Aujourd’hui donc, les plateformes en ligne et également les réseaux sociaux, sont les canaux par excellence de la diffusion des musiques béninoises. Elles sont avant tout, sources de pouvoir pour les artistes, qui ne dépendent plus des médias nationaux pour faire entendre leurs travaux. La distribution est ainsi devenue plus aisée, plus étendue, et moins coûteuse.
Par conséquent, elles ont favorisé une certaine décentralisation de la visibilité des artistes, et aussi, une réappropriation par le public de leur choix d’écoute. Au Bénin, les plateformes en ligne n’ont entraîné aucune crise du disque, bien au contraire, elles ont relevé (dynamisé) la mise à disposition des œuvres béninoises. Même s’il existe des problématiques juridiques et économiques complexes, qui en font un secteur à réformer pour mieux favoriser les artistes.
Les musiciens et artistes béninois ne gagnent pas encore des sommes considérables à partir de ces plates-formes en ligne, car celles-ci ne sont pas encore parvenues à organiser des systèmes compétents de vente des artistes disponibles sur leur plateforme. Jusque-là, seuls les téléchargements gratuits sont en vogue, enrichissant à 99% de profits générés par les réseaux de téléphonie mobiles car les kilo-octets utilisés par les téléchargements gratuits sont défalqués des forfaits internet auxquels souscrivent les consommateurs.
Les sites n’ont de bénéfices qu’uniquement parce que les artistes doivent payer pour mettre leurs chansons en ligne. Ainsi, les musiciens béninois ont du mal à rentabiliser grâce aux plateformes en ligne. Pourtant certains artistes populaires franchissent la barre des 10 000 téléchargements, voire deux fois ou trois fois plus, en quelques heures, ou jours pour d’autres.
En définitive, vivre de sa musique au Bénin, appelle à savoir saisir les bonnes opportunités, à pouvoir briser les normes toutes faites, à faire preuve d’audace, d’inventivité, de recherche de nouvelles façons d’appréhender l’industrie encore instable. Mais avant tout, à faire de la musique dans laquelle les béninois seraient en mesure de s’identifier, notamment par rapport à la langue, aux traditions, us et coutumes, etc. A défaut, faire aussi de la musique festive qui rassemble.

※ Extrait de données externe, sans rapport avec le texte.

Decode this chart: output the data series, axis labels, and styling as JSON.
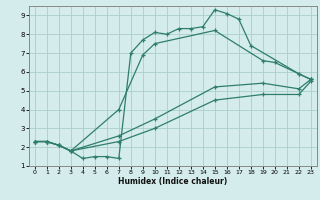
{
  "xlabel": "Humidex (Indice chaleur)",
  "bg_color": "#d4eceb",
  "grid_color": "#aacece",
  "line_color": "#2e7d6e",
  "xlim": [
    -0.5,
    23.5
  ],
  "ylim": [
    1,
    9.5
  ],
  "xticks": [
    0,
    1,
    2,
    3,
    4,
    5,
    6,
    7,
    8,
    9,
    10,
    11,
    12,
    13,
    14,
    15,
    16,
    17,
    18,
    19,
    20,
    21,
    22,
    23
  ],
  "yticks": [
    1,
    2,
    3,
    4,
    5,
    6,
    7,
    8,
    9
  ],
  "line1_x": [
    0,
    1,
    2,
    3,
    4,
    5,
    6,
    7,
    8,
    9,
    10,
    11,
    12,
    13,
    14,
    15,
    16,
    17,
    18,
    22,
    23
  ],
  "line1_y": [
    2.3,
    2.3,
    2.1,
    1.8,
    1.4,
    1.5,
    1.5,
    1.4,
    7.0,
    7.7,
    8.1,
    8.0,
    8.3,
    8.3,
    8.4,
    9.3,
    9.1,
    8.8,
    7.4,
    5.9,
    5.6
  ],
  "line2_x": [
    0,
    1,
    2,
    3,
    7,
    9,
    10,
    15,
    19,
    20,
    22,
    23
  ],
  "line2_y": [
    2.3,
    2.3,
    2.1,
    1.8,
    4.0,
    6.9,
    7.5,
    8.2,
    6.6,
    6.5,
    5.9,
    5.6
  ],
  "line3_x": [
    0,
    1,
    2,
    3,
    7,
    10,
    15,
    19,
    22,
    23
  ],
  "line3_y": [
    2.3,
    2.3,
    2.1,
    1.8,
    2.6,
    3.5,
    5.2,
    5.4,
    5.1,
    5.6
  ],
  "line4_x": [
    0,
    1,
    2,
    3,
    7,
    10,
    15,
    19,
    22,
    23
  ],
  "line4_y": [
    2.3,
    2.3,
    2.1,
    1.8,
    2.3,
    3.0,
    4.5,
    4.8,
    4.8,
    5.5
  ]
}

Bien sûr, en attendant de pouvoir bénéficier de meilleurs revenus, et d’opportunités plus grandes pour vivre de leur musique, plusieurs artistes béninois s’investissent dans d’autres secteurs qui leur apportent une garantie permanente. Comme le merchandising pour des artistes comme Blaaz, ou l’entreprenariat agroalimentaire pour E-Ray, ou encore la communication et le journalisme pour Sergent Markus, etc. Tout dépend des ressorts dont chacun dispose.
En attendant que les institutions compétentes relevent enfin les innombrables défis, qui devraient contribuer à ce que tous les artistes béninois puissent gagner leur vie à travers leur musique.